III. THE SPIRIT OF ADOPTION (ROMANS 8:15)

  1. The Spirit of adoption is the Holy Spirit, who indwells each and every child of God. If you are saved, you have the Holy Spirit.
  2. We did receive the spirit of bondage before we were saved (8:15). We were judged and condemned and cursed by the law. But now that we are saved by the grace of God, the spirit of bondage has gone, and we have the spirit of adoption, which is the spirit of freedom.
  3. The chief mark of our adoption and full-grown sonship is being "led by the Spirit of God" (Romans 8:14, 15).

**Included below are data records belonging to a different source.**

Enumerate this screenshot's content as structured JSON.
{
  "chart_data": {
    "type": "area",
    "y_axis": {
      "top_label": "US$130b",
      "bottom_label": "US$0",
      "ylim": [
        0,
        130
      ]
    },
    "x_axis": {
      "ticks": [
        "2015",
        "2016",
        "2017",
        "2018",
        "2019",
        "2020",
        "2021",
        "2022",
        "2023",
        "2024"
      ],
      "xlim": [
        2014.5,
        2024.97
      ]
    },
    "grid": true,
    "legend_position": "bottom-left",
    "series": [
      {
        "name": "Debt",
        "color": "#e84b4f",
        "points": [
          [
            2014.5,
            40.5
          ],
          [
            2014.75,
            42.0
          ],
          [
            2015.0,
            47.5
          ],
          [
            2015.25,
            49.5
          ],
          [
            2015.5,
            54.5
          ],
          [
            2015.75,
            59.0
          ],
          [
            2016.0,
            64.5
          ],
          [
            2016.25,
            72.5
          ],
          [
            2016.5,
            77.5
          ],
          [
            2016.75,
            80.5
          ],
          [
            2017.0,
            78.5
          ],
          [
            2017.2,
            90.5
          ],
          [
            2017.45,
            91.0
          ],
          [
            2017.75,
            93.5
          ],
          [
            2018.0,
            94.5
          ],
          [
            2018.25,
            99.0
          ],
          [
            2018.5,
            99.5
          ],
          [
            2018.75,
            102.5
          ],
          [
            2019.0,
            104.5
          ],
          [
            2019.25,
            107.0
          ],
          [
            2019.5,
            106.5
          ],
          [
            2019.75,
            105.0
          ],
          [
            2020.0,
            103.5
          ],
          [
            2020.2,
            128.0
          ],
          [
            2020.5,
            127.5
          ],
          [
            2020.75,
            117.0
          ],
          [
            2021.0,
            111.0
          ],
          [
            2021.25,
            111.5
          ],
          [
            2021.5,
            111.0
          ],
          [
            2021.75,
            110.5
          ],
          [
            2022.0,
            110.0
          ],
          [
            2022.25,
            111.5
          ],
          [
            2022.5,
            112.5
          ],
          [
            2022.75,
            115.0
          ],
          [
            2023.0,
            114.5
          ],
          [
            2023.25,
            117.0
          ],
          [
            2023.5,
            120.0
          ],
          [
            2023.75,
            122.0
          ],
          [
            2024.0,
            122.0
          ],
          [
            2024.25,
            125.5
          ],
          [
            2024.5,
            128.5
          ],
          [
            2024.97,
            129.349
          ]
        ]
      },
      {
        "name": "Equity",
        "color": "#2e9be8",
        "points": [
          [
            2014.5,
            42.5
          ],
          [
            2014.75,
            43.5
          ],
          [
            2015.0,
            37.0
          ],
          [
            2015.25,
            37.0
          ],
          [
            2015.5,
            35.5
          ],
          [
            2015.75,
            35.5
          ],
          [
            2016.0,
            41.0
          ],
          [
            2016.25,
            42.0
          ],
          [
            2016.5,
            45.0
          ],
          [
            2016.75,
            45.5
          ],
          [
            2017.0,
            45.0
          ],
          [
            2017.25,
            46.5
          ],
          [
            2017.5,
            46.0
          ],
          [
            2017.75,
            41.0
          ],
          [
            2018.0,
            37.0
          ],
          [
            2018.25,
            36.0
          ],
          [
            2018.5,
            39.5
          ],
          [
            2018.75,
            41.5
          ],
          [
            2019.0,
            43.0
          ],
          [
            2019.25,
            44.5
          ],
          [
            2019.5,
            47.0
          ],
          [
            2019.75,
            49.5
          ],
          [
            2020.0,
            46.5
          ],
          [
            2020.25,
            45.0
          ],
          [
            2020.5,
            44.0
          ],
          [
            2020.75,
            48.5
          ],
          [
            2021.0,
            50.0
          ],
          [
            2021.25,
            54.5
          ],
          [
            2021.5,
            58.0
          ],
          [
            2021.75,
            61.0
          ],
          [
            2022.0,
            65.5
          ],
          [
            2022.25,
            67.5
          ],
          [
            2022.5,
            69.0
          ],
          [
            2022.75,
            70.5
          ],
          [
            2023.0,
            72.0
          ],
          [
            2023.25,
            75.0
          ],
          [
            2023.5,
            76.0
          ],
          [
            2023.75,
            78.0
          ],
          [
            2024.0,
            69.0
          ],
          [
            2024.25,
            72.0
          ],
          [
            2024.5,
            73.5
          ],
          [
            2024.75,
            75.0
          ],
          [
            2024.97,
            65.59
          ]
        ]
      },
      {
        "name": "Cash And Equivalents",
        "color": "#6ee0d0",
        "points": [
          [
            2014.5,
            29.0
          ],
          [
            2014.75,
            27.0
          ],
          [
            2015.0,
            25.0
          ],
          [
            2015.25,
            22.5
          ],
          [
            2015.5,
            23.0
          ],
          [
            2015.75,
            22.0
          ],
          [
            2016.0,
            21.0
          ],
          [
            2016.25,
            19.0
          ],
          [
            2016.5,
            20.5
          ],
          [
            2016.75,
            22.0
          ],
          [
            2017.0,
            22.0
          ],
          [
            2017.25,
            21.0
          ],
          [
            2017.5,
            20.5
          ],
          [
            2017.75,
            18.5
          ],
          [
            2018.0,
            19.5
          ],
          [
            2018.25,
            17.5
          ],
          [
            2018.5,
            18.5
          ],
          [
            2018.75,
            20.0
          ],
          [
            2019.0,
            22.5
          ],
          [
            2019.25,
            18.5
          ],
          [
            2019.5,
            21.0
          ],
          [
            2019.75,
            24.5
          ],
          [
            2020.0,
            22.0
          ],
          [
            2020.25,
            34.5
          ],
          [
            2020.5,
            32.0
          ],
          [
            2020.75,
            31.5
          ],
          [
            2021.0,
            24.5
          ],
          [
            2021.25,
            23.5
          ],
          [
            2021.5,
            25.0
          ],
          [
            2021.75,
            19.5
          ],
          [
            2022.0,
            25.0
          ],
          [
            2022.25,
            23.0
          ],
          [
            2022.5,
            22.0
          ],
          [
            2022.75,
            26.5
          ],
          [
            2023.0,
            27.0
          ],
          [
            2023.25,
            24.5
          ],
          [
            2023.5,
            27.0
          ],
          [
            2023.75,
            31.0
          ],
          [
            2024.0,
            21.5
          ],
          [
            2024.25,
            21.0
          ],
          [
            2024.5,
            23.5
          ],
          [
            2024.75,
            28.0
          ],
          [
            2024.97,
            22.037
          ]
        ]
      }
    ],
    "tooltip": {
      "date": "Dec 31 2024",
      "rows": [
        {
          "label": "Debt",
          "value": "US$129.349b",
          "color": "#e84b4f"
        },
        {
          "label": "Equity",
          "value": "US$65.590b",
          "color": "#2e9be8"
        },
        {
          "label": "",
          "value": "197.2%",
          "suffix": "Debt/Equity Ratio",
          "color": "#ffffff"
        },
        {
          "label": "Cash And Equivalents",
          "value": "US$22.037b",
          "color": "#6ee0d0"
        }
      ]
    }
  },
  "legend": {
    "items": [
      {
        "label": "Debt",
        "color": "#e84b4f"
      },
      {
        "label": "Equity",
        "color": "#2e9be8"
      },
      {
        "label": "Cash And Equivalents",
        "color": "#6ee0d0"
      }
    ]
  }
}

  4. Being "led by the Spirit of God" implies a conscious response on our part to the teaching and guidance of the Holy Spirit. That is why the Holy Spirit is referred to as "the Spirit of adoption" in Romans 8:15.
  5. In Galatians 4:6, the Holy Spirit is called "the Spirit of his Son."

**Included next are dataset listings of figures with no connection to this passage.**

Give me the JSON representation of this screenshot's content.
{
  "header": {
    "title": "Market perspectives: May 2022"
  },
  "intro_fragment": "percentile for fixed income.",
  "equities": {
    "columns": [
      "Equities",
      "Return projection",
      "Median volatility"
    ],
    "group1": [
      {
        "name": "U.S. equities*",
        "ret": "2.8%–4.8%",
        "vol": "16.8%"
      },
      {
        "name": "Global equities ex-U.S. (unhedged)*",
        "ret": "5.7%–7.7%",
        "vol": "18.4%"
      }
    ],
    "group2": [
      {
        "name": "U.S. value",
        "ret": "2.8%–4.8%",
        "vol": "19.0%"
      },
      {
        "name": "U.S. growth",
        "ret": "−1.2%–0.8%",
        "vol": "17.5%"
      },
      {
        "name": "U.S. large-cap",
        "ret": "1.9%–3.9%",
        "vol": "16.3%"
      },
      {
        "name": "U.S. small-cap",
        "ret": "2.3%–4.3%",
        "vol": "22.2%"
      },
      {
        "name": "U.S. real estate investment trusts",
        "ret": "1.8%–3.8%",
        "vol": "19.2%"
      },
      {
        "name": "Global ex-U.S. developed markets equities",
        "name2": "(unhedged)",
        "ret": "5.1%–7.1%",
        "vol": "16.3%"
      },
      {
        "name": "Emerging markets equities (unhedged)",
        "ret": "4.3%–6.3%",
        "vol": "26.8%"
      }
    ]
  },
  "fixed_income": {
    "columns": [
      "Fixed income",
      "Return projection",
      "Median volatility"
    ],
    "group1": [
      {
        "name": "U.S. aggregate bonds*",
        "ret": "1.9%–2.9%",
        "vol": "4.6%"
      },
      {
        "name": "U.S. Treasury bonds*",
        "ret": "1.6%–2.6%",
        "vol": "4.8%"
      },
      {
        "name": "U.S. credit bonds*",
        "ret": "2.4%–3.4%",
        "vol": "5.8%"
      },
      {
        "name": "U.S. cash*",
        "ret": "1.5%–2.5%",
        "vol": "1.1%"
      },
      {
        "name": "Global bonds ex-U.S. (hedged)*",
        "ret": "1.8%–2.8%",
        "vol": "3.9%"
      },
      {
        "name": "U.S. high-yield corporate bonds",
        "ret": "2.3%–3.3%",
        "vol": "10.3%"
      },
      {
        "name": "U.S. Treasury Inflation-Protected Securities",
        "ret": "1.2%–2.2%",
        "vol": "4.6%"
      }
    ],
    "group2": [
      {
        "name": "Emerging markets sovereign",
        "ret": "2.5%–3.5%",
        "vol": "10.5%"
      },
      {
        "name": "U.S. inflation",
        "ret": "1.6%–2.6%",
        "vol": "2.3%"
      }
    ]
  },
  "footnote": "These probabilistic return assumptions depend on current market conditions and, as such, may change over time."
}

  6. Galatians 4:6 says, "And because ye are sons, God hath sent forth the Spirit of his Son into your hearts, crying, Abba, Father."

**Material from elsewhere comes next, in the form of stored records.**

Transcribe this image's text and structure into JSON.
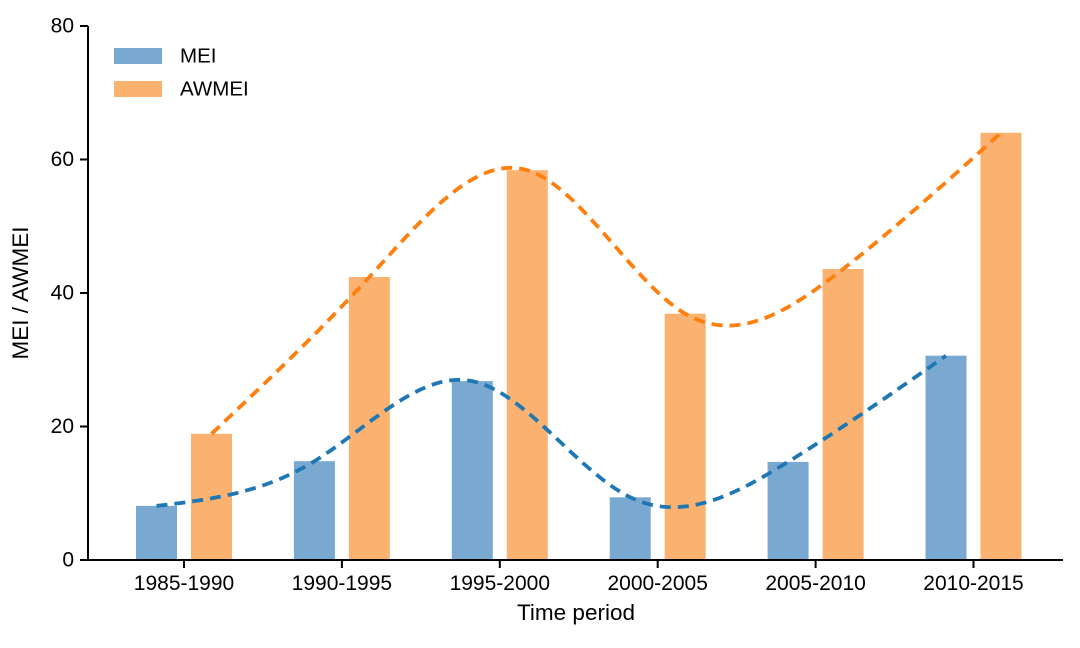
{
  "chart_data": {
    "type": "bar",
    "title": "",
    "xlabel": "Time period",
    "ylabel": "MEI / AWMEI",
    "categories": [
      "1985-1990",
      "1990-1995",
      "1995-2000",
      "2000-2005",
      "2005-2010",
      "2010-2015"
    ],
    "series": [
      {
        "name": "MEI",
        "values": [
          8.1,
          14.8,
          26.8,
          9.4,
          14.7,
          30.6
        ],
        "bar_color": "#79A9D1",
        "line_color": "#1F77B4",
        "trend_line": "dashed-cubic-spline"
      },
      {
        "name": "AWMEI",
        "values": [
          18.9,
          42.4,
          58.4,
          36.9,
          43.6,
          64.0
        ],
        "bar_color": "#FBB271",
        "line_color": "#FF7F0E",
        "trend_line": "dashed-cubic-spline"
      }
    ],
    "ylim": [
      0,
      80
    ],
    "yticks": [
      0,
      20,
      40,
      60,
      80
    ],
    "grid": false,
    "legend_position": "upper-left",
    "axis_color": "#000000",
    "background_color": "#ffffff"
  }
}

  7. Spurgeon said, "Note, that it does not say into your heads or your brains. The Spirit of God doubtless illuminates the intellect and guides the judgment, but this is not the commencement nor the main part of his work. He comes chiefly to the affections, he dwells with the heart, for with the heart man believeth unto righteousness, and 'God hath sent forth the Spirit of his Son into your hearts.' Now, the heart is the centre of our being, and therefore doth the Holy Ghost occupy this place of vantage. He comes into the central fortress and universal citadel of our nature, and thus takes possession of the whole. The heart is the vital part; we speak of it as the chief residence of life, and therefore the Holy Ghost enters it, and as the living God dwells in the living heart, taking possession of the very core and marrow of our being. It is from the heart and through the heart that life is diffused. The blood is sent even to the extremities of the body by the pulsings of the heart, and when the Spirit of God takes possession of the affections, he operates upon every power, and faculty, and member of our entire manhood. Out of the heart are the issues of life, and from the affections sanctified by the Holy Ghost all other faculties and powers receive renewal, illumination, sanctification, strengthening, and ultimate perfection" ("Adoption -- the Spirit and the Cry").
  8. Romans 5:5 says, "The love of God is shed abroad in our hearts by the Holy Ghost which is given unto us." Any professed Christian who is unloving, unkind, unforgiving, unfriendly, or bitter, needs to be filled with the Holy Spirit.
  9. But before a person is filled, he first needs to be regenerated by the Holy Spirit. Sinners need to be saved "by the washing of regeneration, and renewing of the Holy Ghost" (Titus 3:5).

 

CONCLUSION:


  1. Pastor W.A. Criswell said something that I find very interesting, "I am told that by law you can disinherit a natural-born son; but by law you can never disinherit an adopted son. I presume the reason that lies back of that is there could be a possibility of a man adopting a son, get angry at him, disinherit him, then adopt him again, and then get angry with him, and disinherit him, and then adopt him and disinherit him. No such thing as that is possible by law. Once you adopt the child, he is your child forever; you cannot un-adopt him, disinherit him. And you know that is a great reflection of a doctrine that you and I believe God has promised to us. There's no such thing as being saved and then unsaved, and then saved and then unsaved, and then saved and then unsaved, and back and forth, back and forth. If you are ever really saved, your name's written in the Lamb's Book of Life; you're saved forever. If you are adopted, you are adopted forever; and if you are saved, you are saved forever. He has adopted us as sons of God" ("Adopted into the Family of God").
  2. That is something wonderful to consider -- If you are adopted, you are adopted forever; and if you are saved, you are saved forever. You are part of God's family -- forever.
  3. If you have been born again, you can never be "unborn again."
  4. Jesus said, "Ye must be born again" (John 3:7), but He never said, "Ye must be born again and again and again."
  5. If you are saved today you have been sealed by the Holy Spirit, and that seal can never be broken.